The Gemini API is exhibiting non-deterministic behavior for the `gemini-2.5-pro` model. It is producing different outputs for identical requests, even when a fixed `seed` is provided along with a constant `temperature`. This behavior has been reliably rep

This behavior has been reliably reproduced and violates the API’s core contract for deterministic generation, making it unreliable for production use.

Steps to Reproduce:

  1. API Call: Make an API call using the Gemini API (via Google AI Studio paid tier).
  2. Model: gemini-2.5-pro
  3. Generation Config:
    • temperature: 0.1
    • thinking_budget: 256
    • seed: 42
    • response_mime_type: "application/json"
    • response_schema: list[str]
  4. Contents:
    • Prompt: The full prompt text is provided below.
    • Image: The image file is attached as IMG_701015.JPG.
  5. First Execution: Execute the API call. The request successfully returns the expected, accurate JSON output ([]).
  6. Second Execution: Execute the exact same API call again with no changes.

Observed Result:
The second execution produces a different, incorrect JSON output (["11"]).

Expected Result:
The output of the first and second executions must be absolutely identical. The seed parameter must ensure a fully deterministic and repeatable outcome. The correct output for this specific image and prompt is [].

Full Prompt Text:
You are a hyper-precise visual analysis system with a single function: to return a JSON array of motorcycle racing numbers that meet a strict, non-negotiable standard of quality.

To ensure 100% accuracy, you must follow a new, two-stage protocol. This protocol is absolute.

INTERNAL PROTOCOL (DO NOT OUTPUT)


STAGE 1: FORENSIC QUALITY VERDICT (Prerequisite Stage)

This is your first and most important task. For every potential number candidate on a validly oriented motorcycle, you must render a binary verdict.

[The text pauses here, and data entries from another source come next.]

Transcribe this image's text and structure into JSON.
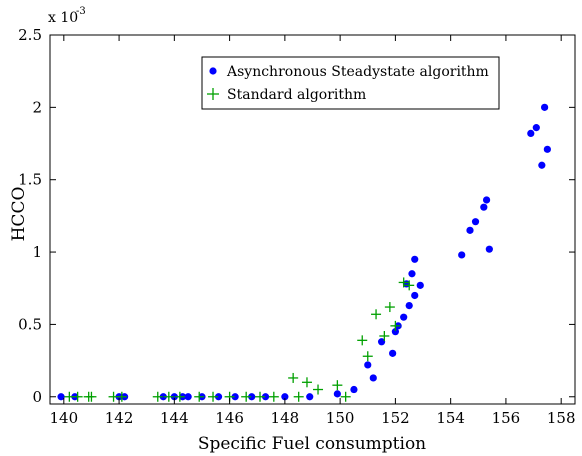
{
  "chart_data": {
    "type": "scatter",
    "xlabel": "Specific Fuel consumption",
    "ylabel": "HCCO",
    "xlim": [
      139.5,
      158.5
    ],
    "ylim": [
      -5e-05,
      0.0025
    ],
    "xticks": [
      140,
      142,
      144,
      146,
      148,
      150,
      152,
      154,
      156,
      158
    ],
    "yticks": [
      0,
      0.0005,
      0.001,
      0.0015,
      0.002,
      0.0025
    ],
    "ytick_labels": [
      "0",
      "0.5",
      "1",
      "1.5",
      "2",
      "2.5"
    ],
    "y_multiplier_base": "x 10",
    "y_multiplier_exp": "-3",
    "legend_position": "top-right",
    "grid": false,
    "series": [
      {
        "name": "Asynchronous Steadystate algorithm",
        "marker": "dot",
        "color": "#0000ff",
        "points": [
          [
            139.9,
            0
          ],
          [
            140.4,
            0
          ],
          [
            142.0,
            0
          ],
          [
            142.2,
            0
          ],
          [
            143.6,
            0
          ],
          [
            144.0,
            0
          ],
          [
            144.3,
            0
          ],
          [
            144.5,
            0
          ],
          [
            145.0,
            0
          ],
          [
            145.6,
            0
          ],
          [
            146.2,
            0
          ],
          [
            146.8,
            0
          ],
          [
            147.3,
            0
          ],
          [
            148.0,
            0
          ],
          [
            148.9,
            0
          ],
          [
            149.9,
            2e-05
          ],
          [
            150.5,
            5e-05
          ],
          [
            151.0,
            0.00022
          ],
          [
            151.2,
            0.00013
          ],
          [
            151.5,
            0.00038
          ],
          [
            151.9,
            0.0003
          ],
          [
            152.0,
            0.00045
          ],
          [
            152.1,
            0.00049
          ],
          [
            152.3,
            0.00055
          ],
          [
            152.4,
            0.00078
          ],
          [
            152.5,
            0.00063
          ],
          [
            152.6,
            0.00085
          ],
          [
            152.7,
            0.0007
          ],
          [
            152.7,
            0.00095
          ],
          [
            152.9,
            0.00077
          ],
          [
            154.4,
            0.00098
          ],
          [
            154.7,
            0.00115
          ],
          [
            154.9,
            0.00121
          ],
          [
            155.2,
            0.00131
          ],
          [
            155.3,
            0.00136
          ],
          [
            155.4,
            0.00102
          ],
          [
            156.9,
            0.00182
          ],
          [
            157.1,
            0.00186
          ],
          [
            157.3,
            0.0016
          ],
          [
            157.4,
            0.002
          ],
          [
            157.5,
            0.00171
          ]
        ]
      },
      {
        "name": "Standard algorithm",
        "marker": "plus",
        "color": "#00a000",
        "points": [
          [
            140.2,
            0
          ],
          [
            140.5,
            0
          ],
          [
            140.9,
            0
          ],
          [
            141.0,
            0
          ],
          [
            141.8,
            0
          ],
          [
            142.1,
            0
          ],
          [
            143.4,
            0
          ],
          [
            143.8,
            0
          ],
          [
            144.2,
            0
          ],
          [
            144.9,
            0
          ],
          [
            145.4,
            0
          ],
          [
            146.0,
            0
          ],
          [
            146.6,
            0
          ],
          [
            147.1,
            0
          ],
          [
            147.6,
            0
          ],
          [
            148.3,
            0.00013
          ],
          [
            148.8,
            0.0001
          ],
          [
            149.2,
            5e-05
          ],
          [
            148.5,
            0
          ],
          [
            149.9,
            8e-05
          ],
          [
            150.2,
            0
          ],
          [
            150.8,
            0.00039
          ],
          [
            151.0,
            0.00028
          ],
          [
            151.3,
            0.00057
          ],
          [
            151.6,
            0.00042
          ],
          [
            151.8,
            0.00062
          ],
          [
            152.0,
            0.00049
          ],
          [
            152.3,
            0.00079
          ],
          [
            152.5,
            0.00077
          ]
        ]
      }
    ]
  }
}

  1. Isolate the Candidate Area: Look ONLY at the front number plate area.
  2. Ask the Critical Question: “Is there a numerical figure in this area that is perfectly sharp, with clear, unambiguous edges, free of significant motion blur or compression artifacts?”
  3. Render the Verdict: Based on the question above, your internal verdict for the candidate MUST be one of two options:
    • VERDICT: PASS (The number is of forensic quality, 100% readable without guessing).
    • VERDICT: FAIL (The number is blurry, indistinct, artifacted, or in any way ambiguous. Any doubt whatsoever means it is a FAIL).

This stage is absolute. If the verdict for a candidate is FAIL, it is immediately and permanently rejected. You will not proceed to Stage 2 for that candidate.


STAGE 2: DIGIT EXTRACTION (Conditional Stage)

You will only ever perform this stage if a candidate received a VERDICT: PASS in Stage 1.

  1. Extract Digits: For the candidate that passed, identify and record the digits.
  2. Final Check: Ensure the extracted digits are consistent with the high-quality image that was approved.

FINAL OUTPUT REQUIREMENT

Your entire output must be a single, valid JSON array of strings. It will contain ONLY the numbers from candidates that received a VERDICT: PASS in Stage 1 and were successfully extracted in Stage 2. If no candidates pass Stage 1, return an empty array []. Do not include any explanatory text, markdown, or any characters outside of the final JSON object.